We consider the Scale-Free Adversarial Multi Armed Bandits(MAB) problem. At the beginning of the game, the player only knows the number of arms $n$. It does not know the scale and magnitude of the losses chosen by the adversary or the number of rounds $T$. In each round, it sees bandit feedback about the loss vectors $l_1,…, l_T \in \mathbb{R}^n$. The goal is to bound its regret as a function of $n$ and norms of $l_1,…, l_T$. We design a bandit Follow The Regularized Leader (FTRL) algorithm, that uses an adaptive learning rate and give two different regret bounds, based on the exploration parameter used. With non-adaptive exploration, our algorithm has a regret of $\tilde{\mathcal{O}}(\sqrt{nL_2} + L_\infty\sqrt{nT})$ and with adaptive exploration, it has a regret of $\tilde{\mathcal{O}}(\sqrt{nL_2} + L_\infty\sqrt{nL_1})$. Here $L_\infty = \sup_t \| l_t\|_\infty$, $L_2 = \sum_{t=1}^T \|l_t\|_2^2$, $L_1 = \sum_{t=1}^T \|l_t\|_1$ and the $\tilde{\mathcal{O}}$ notation suppress logarithmic factors.
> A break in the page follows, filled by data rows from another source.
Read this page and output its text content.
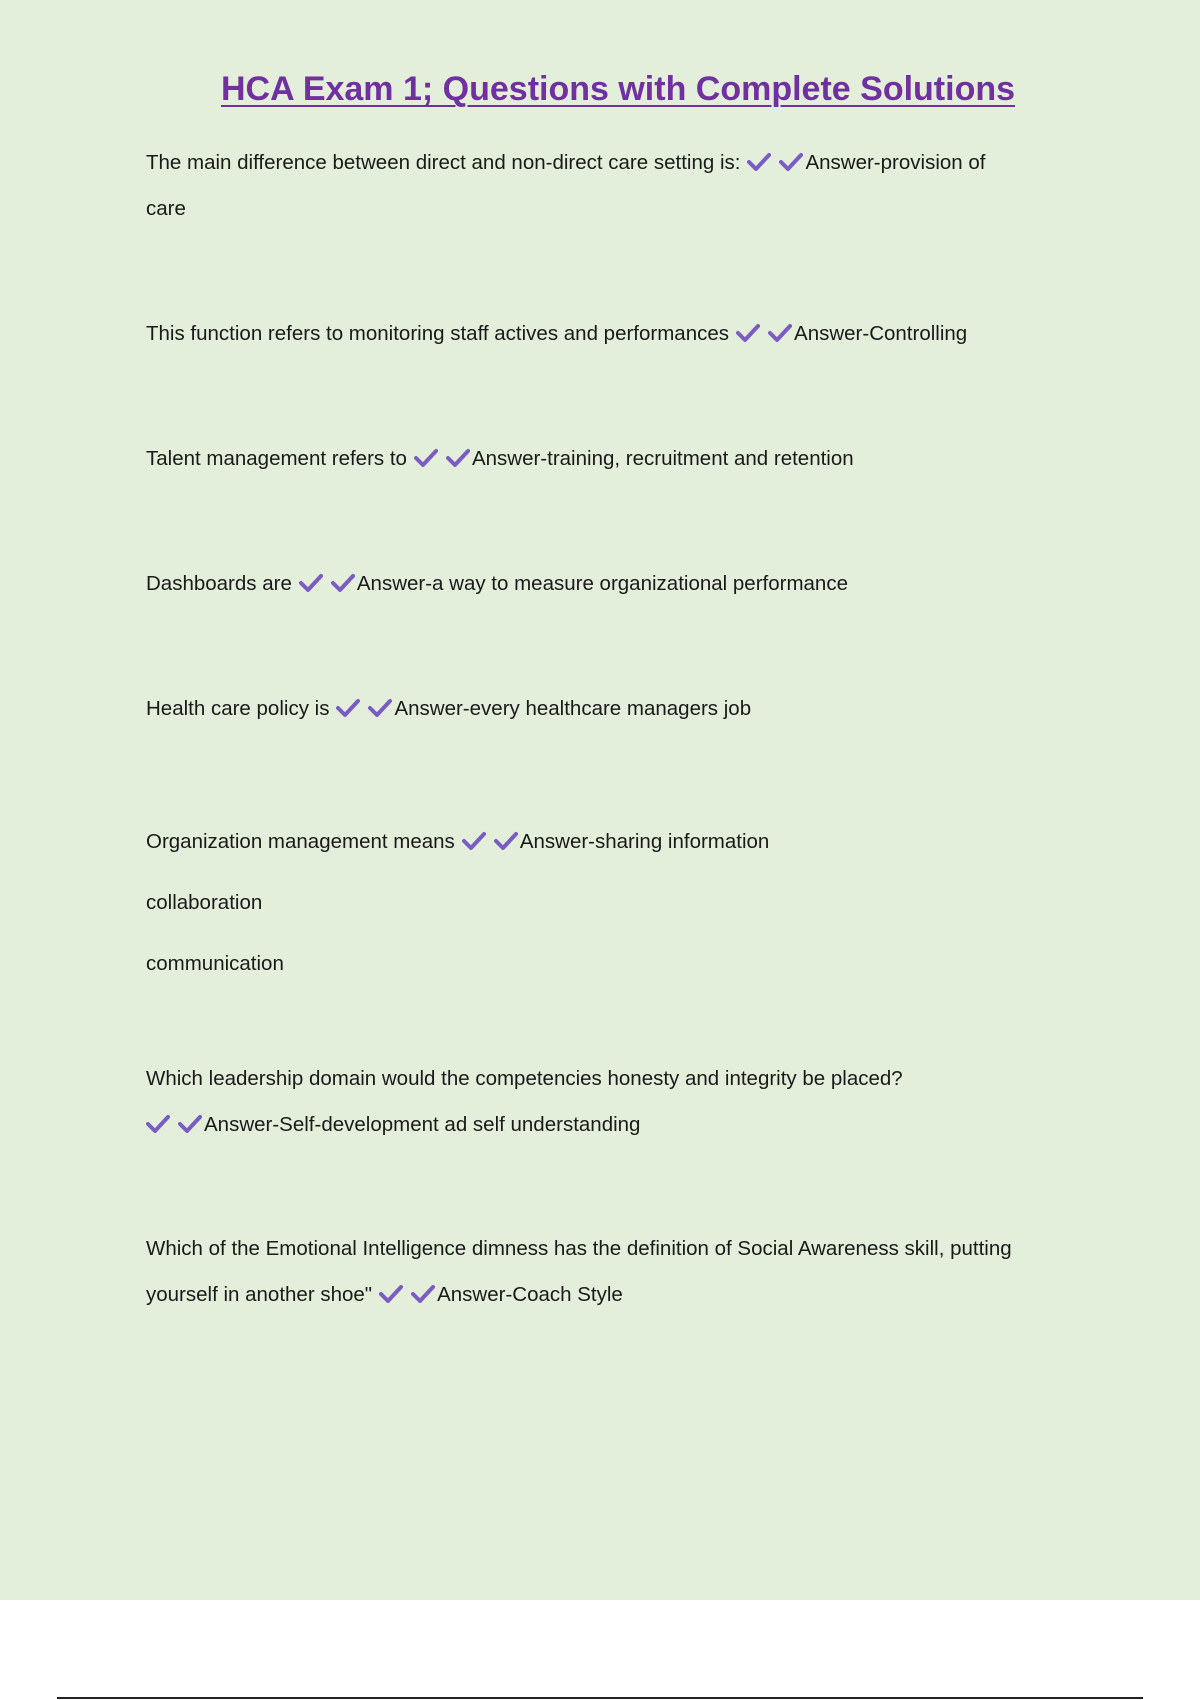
HCA Exam 1; Questions with Complete Solutions

The main difference between direct and non-direct care setting is:	Answer-provision of

care

This function refers to monitoring staff actives and performances	Answer-Controlling

Talent management refers to	Answer-training, recruitment and retention

Dashboards are	Answer-a way to measure organizational performance

Health care policy is	Answer-every healthcare managers job

Organization management means	Answer-sharing information

collaboration

communication

Which leadership domain would the competencies honesty and integrity be placed?

Answer-Self-development ad self understanding

Which of the Emotional Intelligence dimness has the definition of Social Awareness skill, putting

yourself in another shoe"	Answer-Coach Style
These are the first MAB bounds that adapt to the $\|\cdot\|_2$, $\|\cdot\|_1$ norms of the losses. The second bound is the first data-dependent scale-free MAB bound as $T$ does not directly appear in the regret. We also develop a new technique for obtaining a rich class of local-norm lower-bounds for Bregman Divergences. This technique plays a crucial role in our analysis for controlling the regret when using importance weighted estimators of unbounded losses. This technique could be of independent interest.